Small businesses employing less than eight workers have proliferated in this country of 15.6 million people, and the law requires a minimum of eight workers to form a union, Herrera added.

The constant messages, during the Pinochet dictatorship, denigrating all forms of organisation with political connotations, also undermined the appeal of trade unions, and encouraged Chileans to organise themselves primarily as consumers.

Herrera saw an additional major factor in the anti-union practices of many employers, who prefer to pay fines and face wage conflicts rather than allow their workers to organise.

Under the left-leaning administrations currently governing Argentina, Brazil, Chile and Uruguay, trade unions have mainly focused on improving salaries, which have fallen owing to the series of economic crises in the region since the 1980s.

Joao Carlos Gonçalves, secretary-general of Força Sindical, the second largest Brazilian workers organisation after the Unified Workers’ Confederation (CUT-Brazil), pointed to the achievement of salary increases above the rate of inflation, but also said that because the economic model of fiscal stability has not been modified, the unemployment rate is high, especially among young people.

But during Lula’s administration, tripartite negotiating conditions involving the government, unions and employers have improved, and the troubles of the unemployed have been alleviated by government Solidarity Centres, which help people obtain government subsidies and social assistance.

Brazil’s president is the only one in the Southern Cone region to have been a union organiser in the past.
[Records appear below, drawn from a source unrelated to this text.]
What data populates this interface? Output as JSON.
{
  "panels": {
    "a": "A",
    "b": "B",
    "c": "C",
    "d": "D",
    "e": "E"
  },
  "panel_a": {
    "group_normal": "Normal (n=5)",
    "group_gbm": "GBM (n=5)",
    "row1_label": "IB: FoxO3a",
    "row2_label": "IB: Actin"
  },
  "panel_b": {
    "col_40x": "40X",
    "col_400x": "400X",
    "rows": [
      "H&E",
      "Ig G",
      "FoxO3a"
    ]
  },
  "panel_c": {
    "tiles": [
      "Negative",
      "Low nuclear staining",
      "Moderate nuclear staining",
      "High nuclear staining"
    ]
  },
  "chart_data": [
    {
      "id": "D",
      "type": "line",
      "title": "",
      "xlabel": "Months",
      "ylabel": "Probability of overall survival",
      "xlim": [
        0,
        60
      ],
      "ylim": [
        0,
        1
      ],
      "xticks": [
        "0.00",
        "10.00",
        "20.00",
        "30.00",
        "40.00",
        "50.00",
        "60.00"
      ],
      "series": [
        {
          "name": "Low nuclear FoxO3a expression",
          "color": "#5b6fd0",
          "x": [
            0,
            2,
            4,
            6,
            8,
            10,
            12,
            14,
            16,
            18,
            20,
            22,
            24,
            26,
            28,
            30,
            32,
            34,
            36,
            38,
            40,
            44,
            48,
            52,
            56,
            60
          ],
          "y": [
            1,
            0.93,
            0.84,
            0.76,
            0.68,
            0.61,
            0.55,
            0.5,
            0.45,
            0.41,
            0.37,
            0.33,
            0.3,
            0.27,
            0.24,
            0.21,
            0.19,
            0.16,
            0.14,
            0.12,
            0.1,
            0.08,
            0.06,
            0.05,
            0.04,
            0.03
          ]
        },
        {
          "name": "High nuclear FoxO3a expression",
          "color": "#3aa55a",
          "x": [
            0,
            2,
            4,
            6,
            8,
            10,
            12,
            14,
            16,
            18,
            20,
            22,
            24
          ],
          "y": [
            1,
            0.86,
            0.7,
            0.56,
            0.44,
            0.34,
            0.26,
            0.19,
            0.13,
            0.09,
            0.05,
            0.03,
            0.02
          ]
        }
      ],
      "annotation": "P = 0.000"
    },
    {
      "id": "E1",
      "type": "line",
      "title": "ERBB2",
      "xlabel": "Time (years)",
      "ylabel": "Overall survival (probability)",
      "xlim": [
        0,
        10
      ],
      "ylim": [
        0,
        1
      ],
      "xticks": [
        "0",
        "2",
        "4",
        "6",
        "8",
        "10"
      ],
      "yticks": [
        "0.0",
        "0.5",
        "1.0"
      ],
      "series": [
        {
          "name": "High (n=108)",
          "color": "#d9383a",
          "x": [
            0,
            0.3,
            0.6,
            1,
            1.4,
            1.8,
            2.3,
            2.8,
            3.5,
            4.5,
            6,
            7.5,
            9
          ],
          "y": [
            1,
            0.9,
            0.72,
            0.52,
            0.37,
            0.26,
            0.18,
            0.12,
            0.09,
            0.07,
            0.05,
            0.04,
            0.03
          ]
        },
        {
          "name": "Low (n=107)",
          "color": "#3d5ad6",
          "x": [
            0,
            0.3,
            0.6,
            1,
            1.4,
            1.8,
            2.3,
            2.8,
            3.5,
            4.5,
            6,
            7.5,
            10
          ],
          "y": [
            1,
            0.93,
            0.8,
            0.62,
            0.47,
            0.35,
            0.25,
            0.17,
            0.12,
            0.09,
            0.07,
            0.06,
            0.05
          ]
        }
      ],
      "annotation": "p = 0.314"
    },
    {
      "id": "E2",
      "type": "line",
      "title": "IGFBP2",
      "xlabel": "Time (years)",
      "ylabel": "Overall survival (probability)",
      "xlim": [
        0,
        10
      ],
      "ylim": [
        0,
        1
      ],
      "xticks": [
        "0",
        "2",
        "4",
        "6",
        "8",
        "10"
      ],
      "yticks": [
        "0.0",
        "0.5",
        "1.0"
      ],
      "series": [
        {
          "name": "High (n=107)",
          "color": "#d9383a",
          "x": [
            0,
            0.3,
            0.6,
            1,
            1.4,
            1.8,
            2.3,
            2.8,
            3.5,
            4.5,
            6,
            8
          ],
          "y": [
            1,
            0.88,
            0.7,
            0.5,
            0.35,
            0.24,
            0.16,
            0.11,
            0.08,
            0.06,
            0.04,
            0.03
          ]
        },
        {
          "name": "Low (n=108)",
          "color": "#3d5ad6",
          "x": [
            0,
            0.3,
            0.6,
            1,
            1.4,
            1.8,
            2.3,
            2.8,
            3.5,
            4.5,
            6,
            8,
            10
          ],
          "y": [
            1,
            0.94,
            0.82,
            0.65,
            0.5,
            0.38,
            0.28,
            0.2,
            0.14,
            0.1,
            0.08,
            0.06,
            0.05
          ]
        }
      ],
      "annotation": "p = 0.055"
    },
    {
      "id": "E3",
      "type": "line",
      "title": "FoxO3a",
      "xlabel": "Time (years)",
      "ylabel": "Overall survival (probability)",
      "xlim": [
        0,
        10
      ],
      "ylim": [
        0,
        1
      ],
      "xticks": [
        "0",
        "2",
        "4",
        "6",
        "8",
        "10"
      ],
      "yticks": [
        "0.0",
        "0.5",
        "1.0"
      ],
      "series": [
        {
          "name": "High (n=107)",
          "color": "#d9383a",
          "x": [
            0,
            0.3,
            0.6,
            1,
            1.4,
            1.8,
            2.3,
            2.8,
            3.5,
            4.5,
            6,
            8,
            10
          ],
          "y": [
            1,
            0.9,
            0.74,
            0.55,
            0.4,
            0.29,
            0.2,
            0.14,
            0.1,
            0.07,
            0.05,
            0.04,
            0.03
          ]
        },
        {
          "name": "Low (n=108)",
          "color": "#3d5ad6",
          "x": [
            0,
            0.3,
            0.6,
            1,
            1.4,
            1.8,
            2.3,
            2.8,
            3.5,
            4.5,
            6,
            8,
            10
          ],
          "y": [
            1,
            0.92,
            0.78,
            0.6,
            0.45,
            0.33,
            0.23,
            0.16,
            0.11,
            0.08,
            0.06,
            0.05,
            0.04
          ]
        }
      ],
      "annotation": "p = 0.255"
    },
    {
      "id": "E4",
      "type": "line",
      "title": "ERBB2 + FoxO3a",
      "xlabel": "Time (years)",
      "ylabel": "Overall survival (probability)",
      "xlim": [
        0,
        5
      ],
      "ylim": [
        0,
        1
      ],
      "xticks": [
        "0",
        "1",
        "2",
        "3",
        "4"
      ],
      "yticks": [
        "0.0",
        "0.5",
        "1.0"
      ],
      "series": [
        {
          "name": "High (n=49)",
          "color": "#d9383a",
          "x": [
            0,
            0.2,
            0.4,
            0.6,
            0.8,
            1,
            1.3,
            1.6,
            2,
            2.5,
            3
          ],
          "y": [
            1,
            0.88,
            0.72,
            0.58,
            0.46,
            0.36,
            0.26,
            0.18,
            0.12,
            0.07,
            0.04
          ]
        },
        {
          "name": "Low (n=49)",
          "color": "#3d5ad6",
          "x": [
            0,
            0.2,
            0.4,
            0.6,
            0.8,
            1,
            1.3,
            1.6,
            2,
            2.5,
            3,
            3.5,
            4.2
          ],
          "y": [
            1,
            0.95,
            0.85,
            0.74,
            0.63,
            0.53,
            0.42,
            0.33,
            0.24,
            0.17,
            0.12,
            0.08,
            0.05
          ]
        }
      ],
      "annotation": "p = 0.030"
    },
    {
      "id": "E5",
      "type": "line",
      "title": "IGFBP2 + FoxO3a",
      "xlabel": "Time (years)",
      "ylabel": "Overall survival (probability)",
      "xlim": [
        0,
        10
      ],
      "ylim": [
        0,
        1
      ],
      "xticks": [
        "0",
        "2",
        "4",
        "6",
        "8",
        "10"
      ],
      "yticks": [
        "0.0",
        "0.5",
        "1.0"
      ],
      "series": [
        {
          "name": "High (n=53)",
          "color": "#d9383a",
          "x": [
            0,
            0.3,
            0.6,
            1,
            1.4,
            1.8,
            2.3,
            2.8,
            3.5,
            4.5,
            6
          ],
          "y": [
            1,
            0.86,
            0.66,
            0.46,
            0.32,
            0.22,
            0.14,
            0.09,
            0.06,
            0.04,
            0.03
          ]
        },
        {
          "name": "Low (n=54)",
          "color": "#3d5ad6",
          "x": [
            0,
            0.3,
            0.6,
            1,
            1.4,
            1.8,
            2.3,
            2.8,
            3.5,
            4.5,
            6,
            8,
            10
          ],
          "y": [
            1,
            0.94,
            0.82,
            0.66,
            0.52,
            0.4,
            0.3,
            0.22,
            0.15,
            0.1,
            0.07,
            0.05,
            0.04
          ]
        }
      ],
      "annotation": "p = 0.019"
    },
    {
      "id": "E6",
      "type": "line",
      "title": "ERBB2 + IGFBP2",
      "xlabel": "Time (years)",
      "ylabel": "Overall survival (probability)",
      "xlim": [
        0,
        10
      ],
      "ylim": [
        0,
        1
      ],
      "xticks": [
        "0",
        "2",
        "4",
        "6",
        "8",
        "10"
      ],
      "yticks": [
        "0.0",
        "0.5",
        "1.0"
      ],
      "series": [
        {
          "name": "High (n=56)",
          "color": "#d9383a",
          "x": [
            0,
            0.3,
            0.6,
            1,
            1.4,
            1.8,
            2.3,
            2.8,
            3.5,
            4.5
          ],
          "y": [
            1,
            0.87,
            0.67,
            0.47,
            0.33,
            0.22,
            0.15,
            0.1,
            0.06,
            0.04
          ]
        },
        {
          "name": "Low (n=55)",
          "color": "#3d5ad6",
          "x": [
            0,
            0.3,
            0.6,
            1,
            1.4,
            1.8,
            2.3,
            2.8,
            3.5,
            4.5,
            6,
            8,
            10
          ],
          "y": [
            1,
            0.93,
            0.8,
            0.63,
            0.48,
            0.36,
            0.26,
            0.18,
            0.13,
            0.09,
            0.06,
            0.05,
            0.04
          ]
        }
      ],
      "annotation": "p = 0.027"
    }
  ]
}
The Brazilian minister of Labour, Luiz Marinho, was formerly president of the CUT, and Uruguay also has a former union leader in the ministerial cabinet.

In Argentina, the governing Justicialista (Peronist) Party has a long tradition of close relations with the unions, and embraces a number of different ideological currents. However, left-leaning President Néstor Kirchner has not given preferential treatment to the historic General Labour Confederation (CGT), which continues to unite the powerful industrial unions.

Kirchner has smooth relations with the Argentine Workers’ Centre, a newer, more progressive and up-to-date confederation representing teachers, public employees, pensioners, the unemployed, workers in reclaimed factories, and prostitutes, as well as a variety of other kinds of workers.